Wednesday, February 26, 2014

"Personal responsibility" and abortion

I hear, a lot, from those who want to take away abortion rights that they just want a woman to "take responsibility" or show some "personal responsibility" for her "decision to get pregnant". In pro-life-ese, having a vagina and having sex means choosing to be pregnant. And we get from there to "Don't take it out on the baby!" and other such nonsense. This is, almost always, pure and utter bullshit: it's not about women being responsible for their own actions, or even protecting The Babiez.

The use of charged rhetoric like "responsibility" is handy -- it (sometimes) steers the conversation away from Jesus land, which is useful because, you know, Constitution. It also suggests that the person attempting to plan their parenthood is, rather than being responsible in doing so, actually irresponsible; that taking a responsible course of action, and choosing not to be a parent if you're not ready or able to do so, is actually just the lazy harlot's answer. This is exactly what their imagery implies: that women who don't see eye to eye with Republicans and pro-lifers are in general oversexed hussies who can't control their libidos, and so are looking for handouts from "Uncle Sugar". It's a not-that-subtle ad hominem, that shifts the conversation away from their need to prove that the government has business telling women that they must act as "hosts" for unwanted fetuses, onto us. And not even to demonstrate that we should and do have rights, but that we're even capable of being taken seriously. After all, why should anyone listen to an irresponsible, baby-killing sex fiend? And isn't that what women who don't want conservative "small government" or their employers dictating their reproductive decisions are? Conservative pro-lifers try very hard to convince you that that is the case.

Whether it will be as successful a strategy as Reagan's "welfare queens", I don't know. But it is employed for exactly the same reason: because it replaces the need for a good argument for starving people or taking a reproductive rights with an Us v Them dichotomy. Where conservative rhetoric has done its work, people don't think of soldiers and the elderly when they think of food stamp recipients; they don't think of themselves or their friends and family who have relied (or are relying) on foodstamps. They see someone else, some lazy Other who just wants to follow an easy path.

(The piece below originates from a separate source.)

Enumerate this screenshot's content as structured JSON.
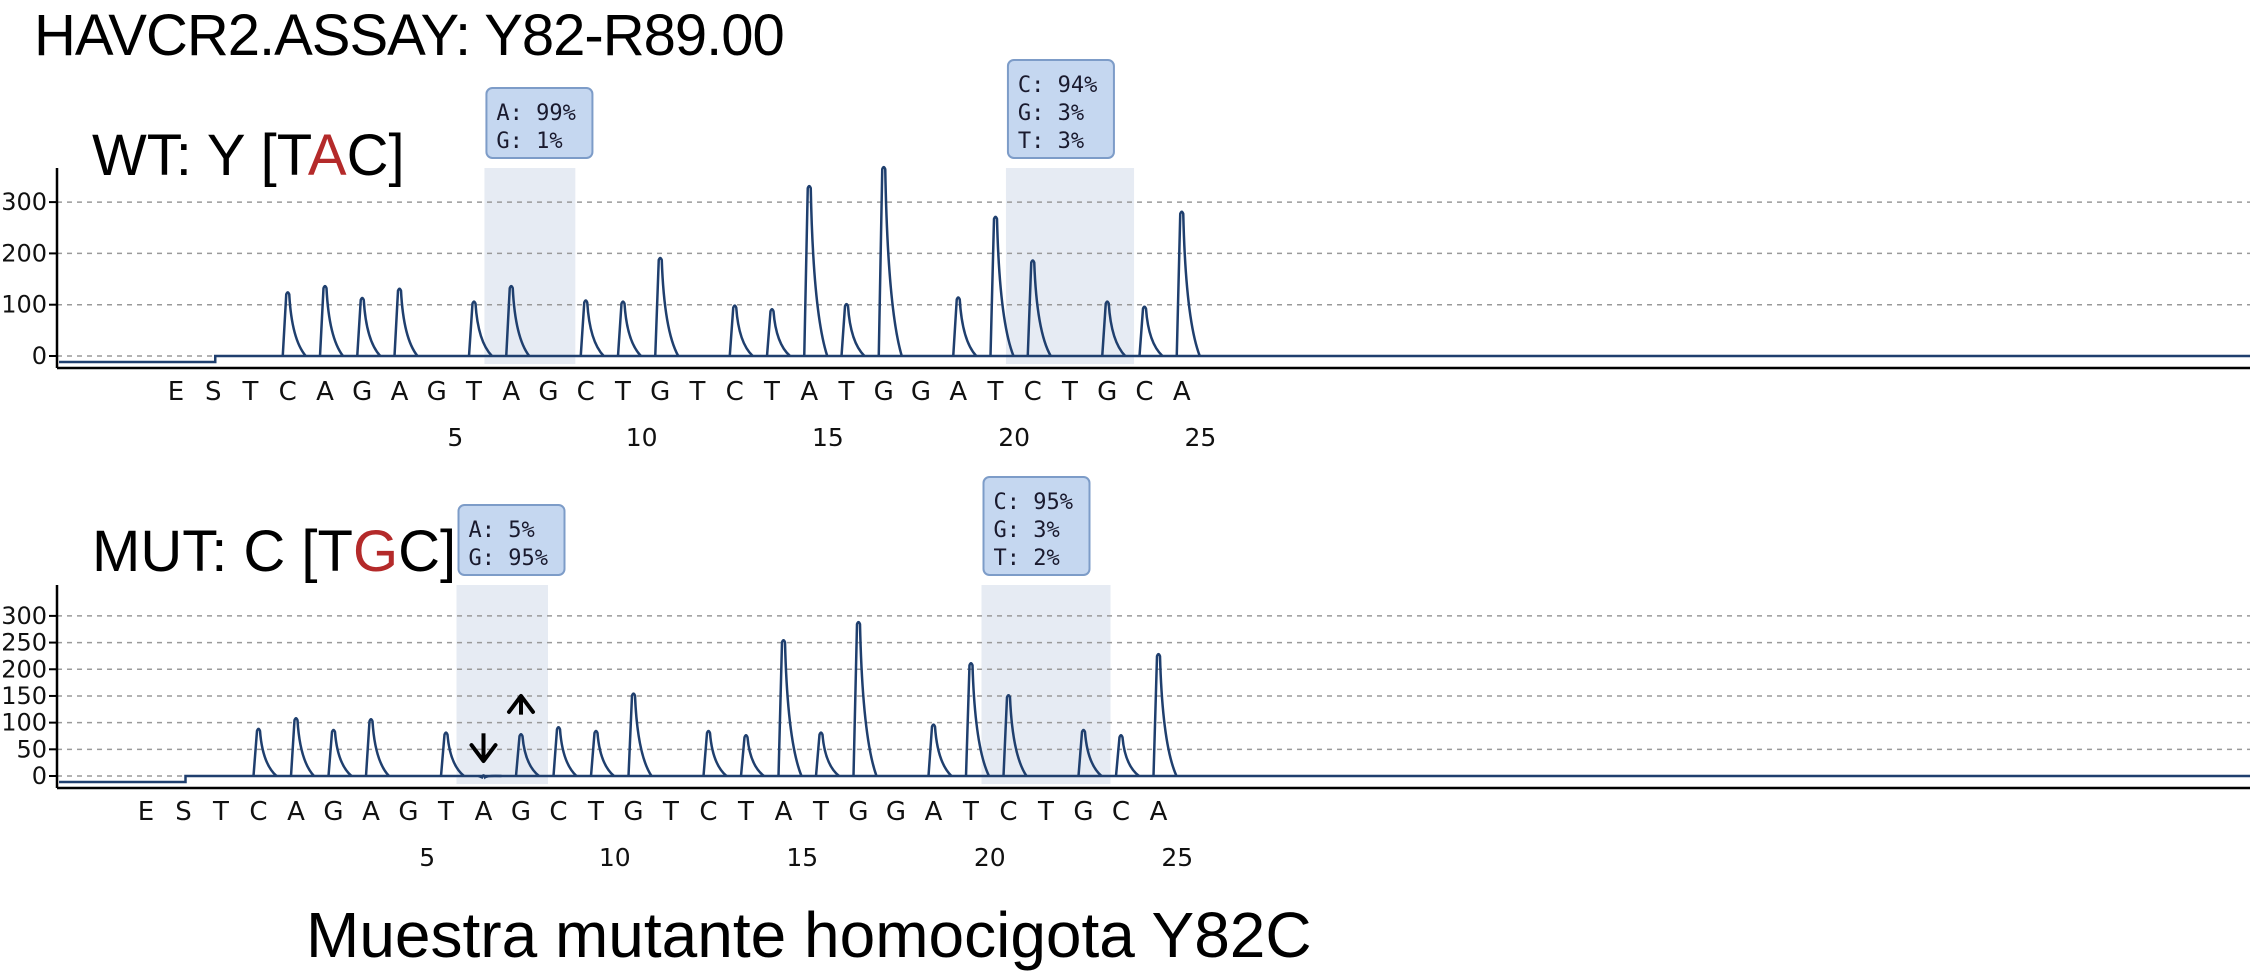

The pro-life rhetoric regarding abortion and reproductive rights is following the same, shameless trajectory, although hopefully with less success (that remains to be seen). They are attempting to sort women into fictional categories: on the one side, the virtuous woman who can shut down rape pregnancies, always wants to be pregnant if she has sex, and relies on Jesus and a more material man for her and her offspring's well-being; and the irresponsible, baby killing slut machine, who thinks that preventing pregnancy or -- heaven forbid -- ending a pregnancy is acceptable and might even -- brace yourself -- choose single parenting.

The cognitive dissonance that goes into condemning birth control, and abortion while also railing against single mothers and programs that help poor children, women and families -- a dissonance displayed by almost every prominent pro-life Republican today -- is a post, or ten, in itself. But there's a simpler way to, as Todd Akin might put it, shut that whole thing down.

Many people claim to oppose reproductive rights on the grounds of personal responsibility -- that a woman choosing to have sex is consenting to parenthood; this is in and of itself a ridiculous and archaic proposition. But they run with it: she chose to have sex and thus get pregnant, and she shouldn't take out her irresponsible behavior on the baby. They claim their opposition to abortion, birth control, plan b, etc., is based on the notion that choosing to have sex means consenting to pregnancy, and you can't just weasel your way out of it. But many of these same people also oppose access to abortion when a woman did not consent to sex in the first place. In fact, pro-life support for forcing women to carry rape pregnancies is so politically challenging to pro-life Republicans that the Republican Committee had to give GOP men lessons on how to talk about rape and women's issues. In other words, opposition to abortion has nothing to do with personal responsibility -- because it's opposed even when the woman had no choice, and thus no responsibility, in getting pregnant in the first place.

Now, obviously, individual pro-lifers might be more flexible on this. Some believe a raped woman should be allowed to terminate her pregnancy, but no one else. However, this is not the position of the Catholic church or most pro-life organizations. Individuals may be and often are more humane that these people, but that's a distressingly low standard.

Personal responsibility is a non-issue for anyone or group that opposes absolute access to abortion for rape victims. If you're choosing to force motherhood on someone whose "responsibility" the pregnancy is not, it's not about personal responsibility. Period.

So pro-lifers really need to get their argument in order, or drop the sanctimonious language of forcing people to "take responsibility" for their actions (while trying to limit the ability to do exactly that) because they don't give a rat's hindquarters about personal responsibility. They're willing to force the same outcome on a rape victim who did not choose to engage in intercourse, much less become pregnant, as a woman who had consensual sex and became pregnant; a woman's choice to have sex, then, is irrelevant. And, if the choice is irrelevant, "responsibility" for that choice is irrelevant.